Tout au long de sa vie, Picasso n’a cessé de renouveler le visible, de parcourir les moyens de le représenter, de l’art africain au primitivisme ibérique, du cubisme au surréalisme, en passant par un retour au réalisme ou au néoclassicisme. Duchamp lui aussi revisite, quelques années durant, les courants de son époque : impressionnisme, cloisonnisme, fauvisme, cubisme, futurisme, orphisme… Mais il en conclut que la mission du peintre n’est plus de représenter le visible. Le tableau n’est qu’un moyen pour rendre accessible à nos sens un univers invisible.

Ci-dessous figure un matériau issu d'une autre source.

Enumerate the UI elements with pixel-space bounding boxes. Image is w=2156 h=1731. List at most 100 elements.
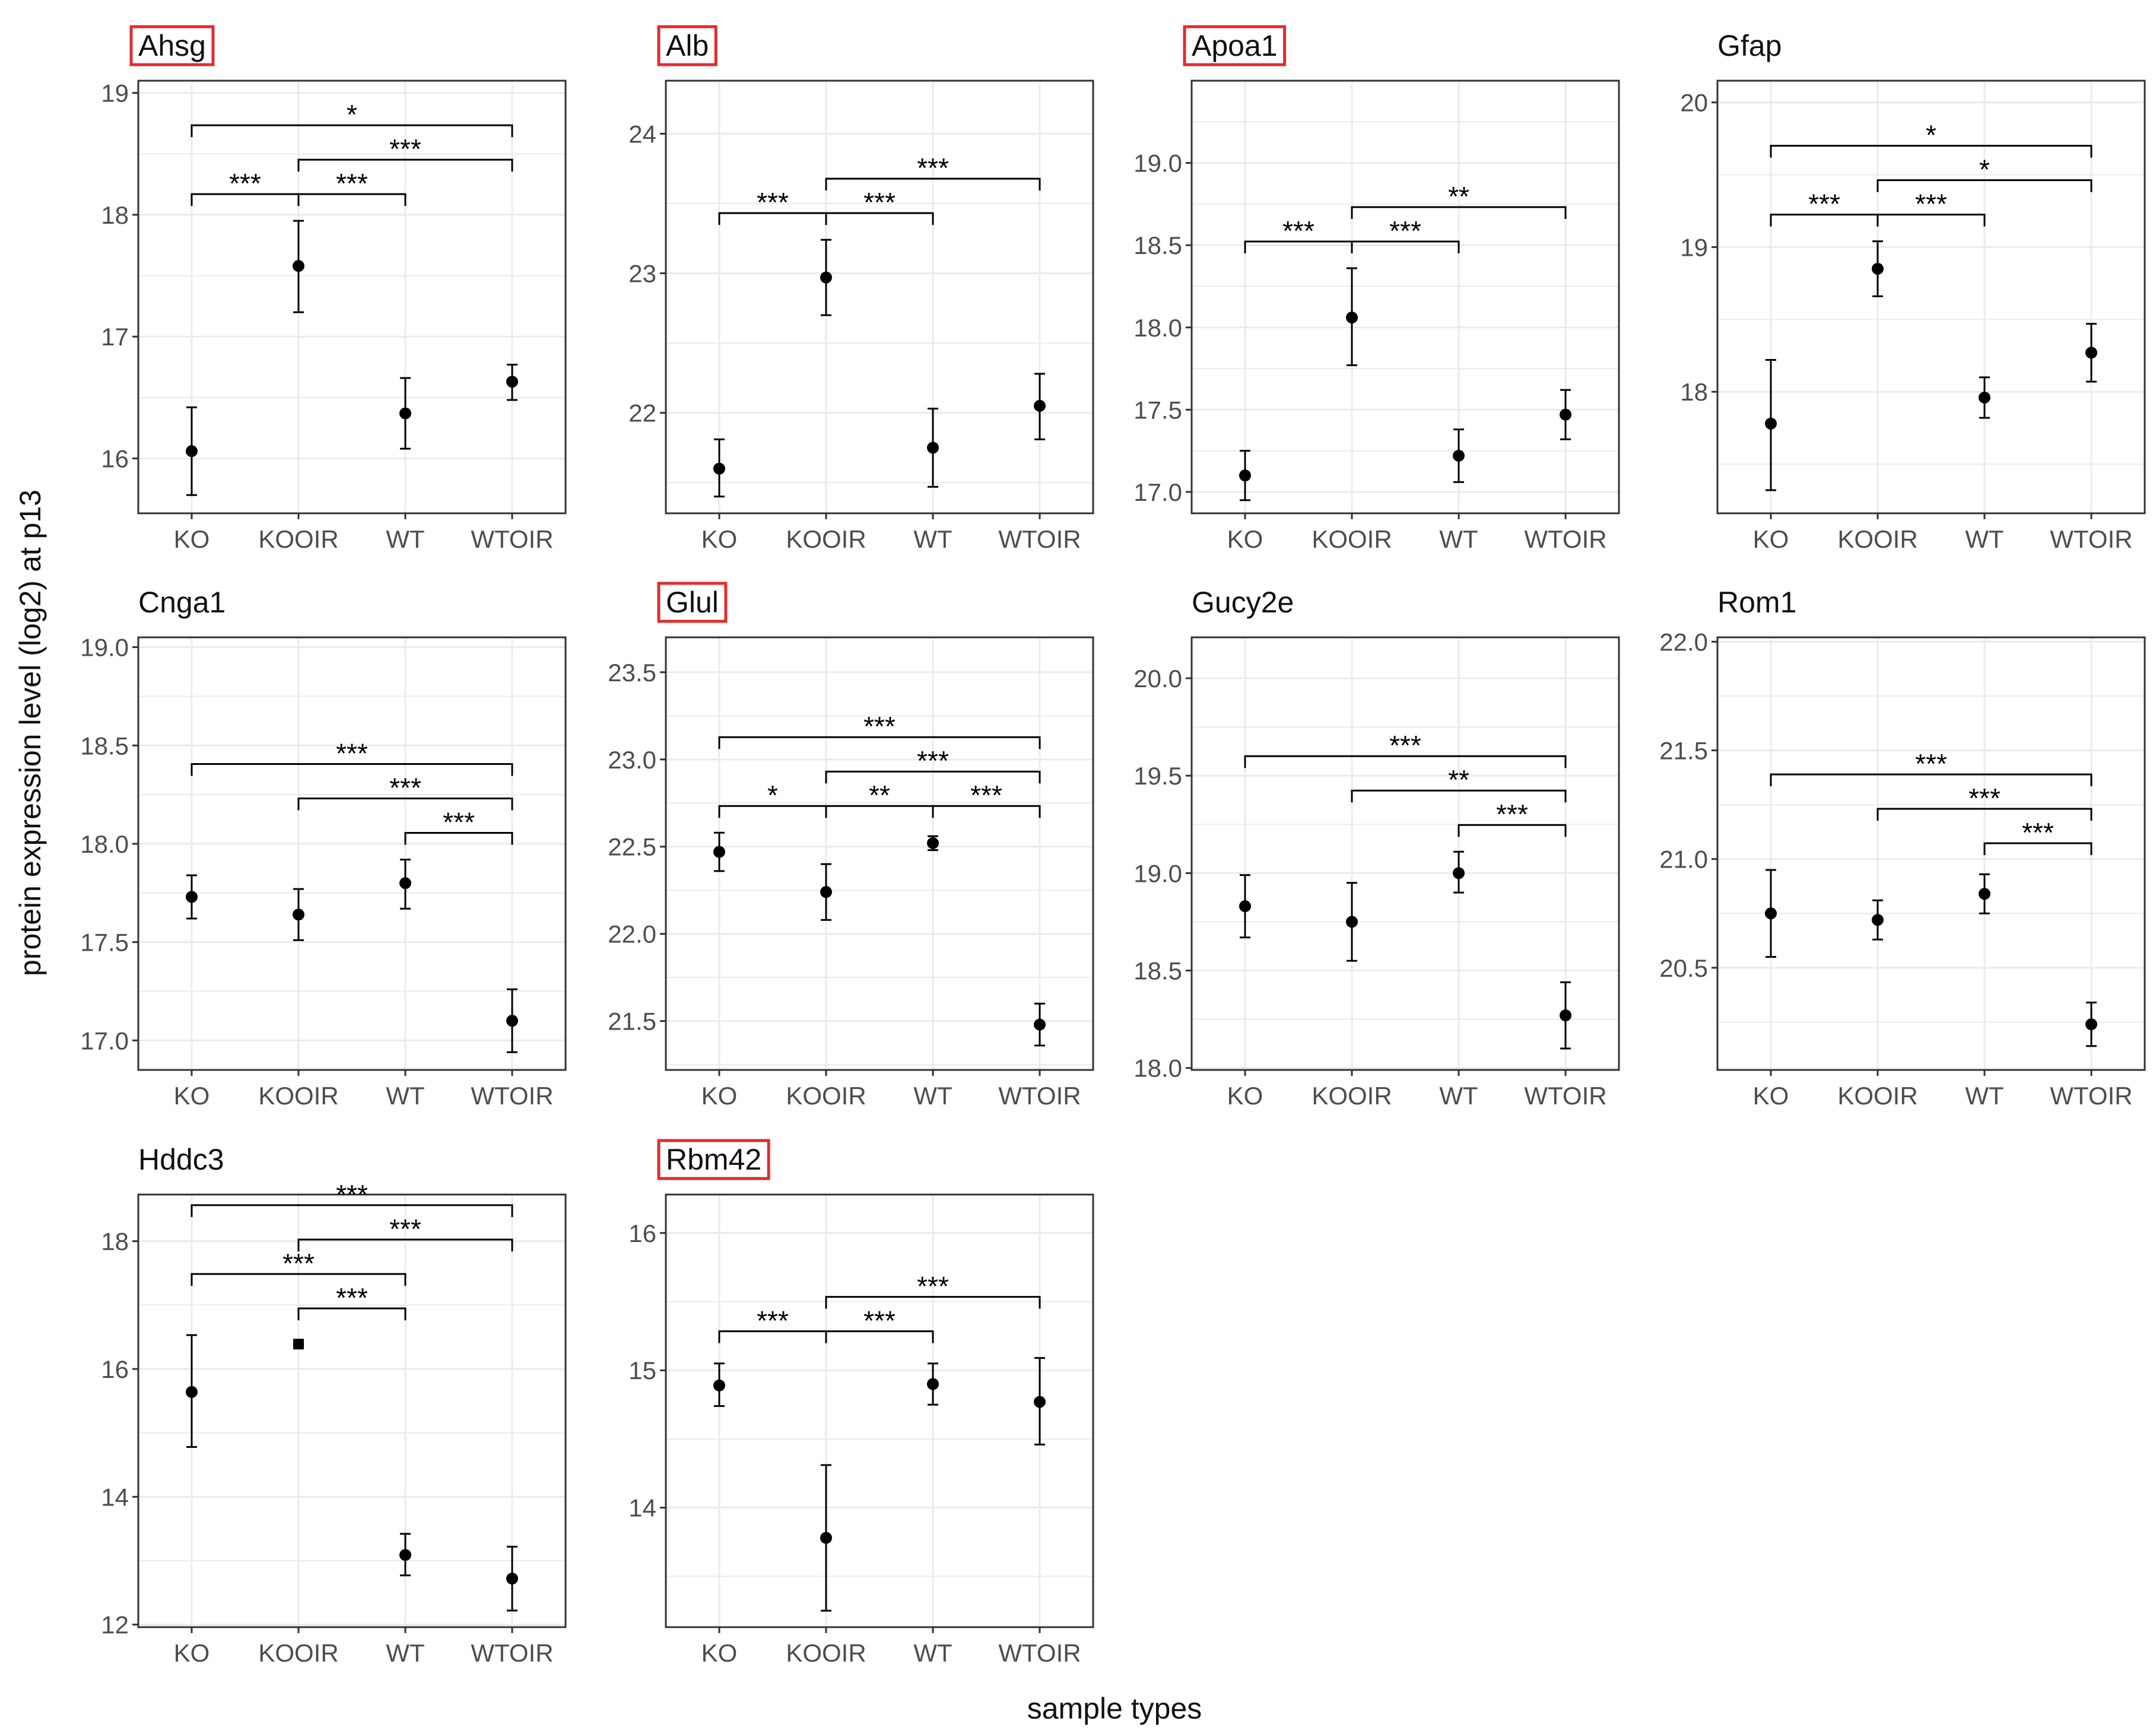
x-tick-label: KO — [1227, 525, 1263, 553]
panel-alb: 22 23 24 KO KOOIR WT WTOIR Alb *** *** *** — [628, 25, 1094, 553]
title-highlight-box — [657, 1139, 770, 1180]
panel-title: Alb — [666, 29, 709, 62]
significance-bracket — [1351, 789, 1567, 803]
x-tick-label: WTOIR — [2050, 1082, 2132, 1110]
x-tick-label: WT — [913, 1639, 952, 1667]
significance-bracket — [190, 124, 513, 138]
significance-label: *** — [917, 745, 949, 776]
x-tick-label: KOOIR — [1312, 525, 1392, 553]
significance-bracket — [1351, 206, 1567, 219]
panel-border — [665, 1193, 1094, 1628]
panel-border — [137, 1193, 567, 1628]
x-tick-label: KOOIR — [1837, 525, 1917, 553]
significance-bracket — [190, 193, 300, 207]
panel-title: Gfap — [1717, 29, 1782, 62]
x-tick-label: WT — [1439, 1082, 1478, 1110]
panel-background — [138, 637, 566, 1070]
significance-bracket — [718, 736, 1041, 749]
panel-title: Cnga1 — [138, 586, 226, 619]
y-tick-label: 20.5 — [1659, 954, 1708, 982]
panel-rbm42: 14 15 16 KO KOOIR WT WTOIR Rbm42 *** *** *** — [628, 1139, 1094, 1667]
data-point — [927, 1378, 939, 1390]
x-tick-label: WTOIR — [471, 1639, 553, 1667]
x-tick-label: KOOIR — [786, 525, 866, 553]
y-tick-label: 24 — [628, 120, 656, 148]
data-point — [1346, 312, 1358, 324]
x-tick-label: WT — [913, 525, 952, 553]
significance-label: *** — [1389, 215, 1421, 246]
x-tick-label: KO — [174, 1082, 210, 1110]
significance-bracket — [825, 770, 1041, 784]
significance-label: * — [1926, 120, 1936, 151]
data-point — [1034, 399, 1046, 412]
y-tick-label: 19.0 — [1133, 150, 1182, 177]
data-point — [820, 1532, 832, 1544]
x-tick-label: WTOIR — [998, 1639, 1081, 1667]
significance-label: *** — [336, 738, 368, 768]
title-highlight-box — [1183, 25, 1287, 66]
y-tick-label: 21.5 — [608, 1008, 656, 1036]
significance-bracket — [1770, 214, 1879, 227]
y-tick-label: 16 — [101, 1355, 129, 1383]
significance-label: *** — [1282, 215, 1314, 246]
y-tick-label: 16 — [101, 445, 129, 473]
y-tick-label: 19.0 — [80, 634, 129, 662]
x-tick-label: WT — [1439, 525, 1478, 553]
data-point — [1560, 408, 1571, 421]
significance-bracket — [718, 212, 827, 225]
significance-bracket — [825, 177, 1041, 191]
significance-label: *** — [970, 780, 1002, 811]
significance-bracket — [297, 797, 513, 811]
data-point — [1453, 867, 1465, 879]
panel-background — [1192, 81, 1619, 513]
significance-bracket — [297, 158, 513, 172]
data-point — [927, 837, 939, 849]
x-tick-label: WTOIR — [998, 525, 1081, 553]
panel-background — [666, 1195, 1093, 1627]
x-tick-label: WT — [386, 1639, 424, 1667]
y-tick-label: 23.5 — [608, 659, 656, 687]
x-tick-label: WTOIR — [471, 525, 553, 553]
significance-label: *** — [863, 1305, 896, 1336]
data-point — [1453, 449, 1465, 462]
significance-bracket — [190, 1204, 513, 1217]
y-tick-label: 17 — [101, 323, 129, 351]
significance-label: ** — [869, 780, 890, 811]
y-tick-label: 18 — [101, 1228, 129, 1256]
title-highlight-box — [657, 25, 717, 66]
panel-background — [666, 637, 1093, 1070]
title-highlight-box — [129, 25, 215, 66]
significance-label: *** — [389, 134, 421, 164]
significance-bracket — [1770, 145, 2093, 158]
panel-title: Rom1 — [1717, 586, 1796, 619]
x-tick-label: KOOIR — [258, 1082, 338, 1110]
x-tick-label: WTOIR — [1524, 525, 1606, 553]
significance-label: *** — [757, 1305, 789, 1336]
y-tick-label: 22 — [628, 399, 656, 427]
y-tick-label: 14 — [628, 1494, 656, 1522]
y-tick-label: 22.5 — [608, 833, 656, 861]
significance-bracket — [404, 831, 513, 845]
panel-background — [138, 1195, 566, 1627]
x-tick-label: KO — [701, 1082, 738, 1110]
significance-label: *** — [389, 1214, 421, 1244]
panel-title: Glul — [666, 586, 719, 619]
x-tick-label: KO — [1753, 1082, 1789, 1110]
data-point — [1979, 888, 1990, 900]
panel-gucy2e: 18.0 18.5 19.0 19.5 20.0 KO KOOIR WT WTOIR Gucy2e… — [1133, 586, 1620, 1110]
significance-label: *** — [2022, 817, 2054, 848]
y-tick-label: 18.5 — [1133, 231, 1182, 259]
significance-label: *** — [1389, 730, 1421, 761]
data-point — [713, 846, 725, 858]
panel-border — [1716, 636, 2146, 1071]
data-point — [1872, 262, 1884, 275]
significance-bracket — [1770, 773, 2093, 786]
significance-label: *** — [1915, 189, 1947, 220]
y-tick-label: 22.0 — [1659, 628, 1708, 656]
significance-bracket — [1244, 240, 1353, 253]
data-point — [1239, 900, 1251, 913]
significance-bracket — [718, 805, 827, 818]
data-point — [186, 445, 198, 458]
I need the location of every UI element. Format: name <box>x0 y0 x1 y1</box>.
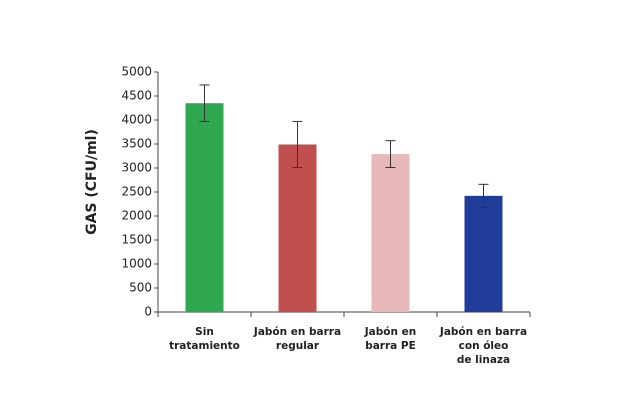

Buste, de 1907, est l’une des études préparatoires aux Demoiselles d’Avignon, œuvre fondatrice de l’art moderne. Ici, Picasso s’inspire à la fois de Cézanne − de sa volonté de traiter la nature par des formes géométriques : le cylindre, la sphère, le cône −, et de la sculpture africaine.
Le visage est saisi comme un masque, ovale, crayeux, les couleurs sombres s’imprégnant des scarifications rituelles. Sa composition est déjà cubiste : l’oreille est montrée de profil, l’œil présenté de face tandis que le nez s’avance en triangle. Empruntant également à la sculpture ibérique, les yeux cernés de noir, en forme d’amande, accentuent la sensation d’étrangeté. L’ensemble, visage et buste, est un emboîtement de formes simplifiées. Avec ce buste antinaturaliste et tenant de l’apparition, au visage comme nimbé d’une couleur électrique, Picasso n’est peut-être pas si éloigné de Duchamp. Mais cette sensation d’étrangeté doit tout à l’œil, au détour d’un vocabulaire non réaliste.

André Breton dira des Demoiselles d’Avignon qu’elles sont « l’événement capital du 20e siècle ». Il dira aussi de Duchamp qu’il est l’« homme le plus intelligent du 20e siècle ».

états d’âme, quatrième dimension, simultanéité…Retour haut de page

Marcel Duchamp, À propos de jeune sœur, octobre 1911

Marcel Duchamp, À propos de jeune sœur, octobre 1911
Huile sur toile, 73 x 60 cm
Solomon R. Guggenheim Museum, New York, 71.1944 - Schwarz n°222

Dans ces deux peintures réalisées fin 1911 : À propos de jeune sœur (octobre 1911) et Jeune Homme triste dans un train (décembre 1911), Duchamp semble jouer tant avec les vocabulaires cubiste que futuriste. Toutefois, lui-même précise, à propos des toiles de cette époque, qu’« Il n’y avait pas de futurisme […] puisque [il] ne connaissaî[t] pas les futuristes ; ce qui n’a pas empêché Apollinaire de qualifier le Jeune Homme triste d’"état d’âme futuriste" »24. Mais si ces états d’âme ne sont pas futuristes, sans doute sont-ils symbolistes !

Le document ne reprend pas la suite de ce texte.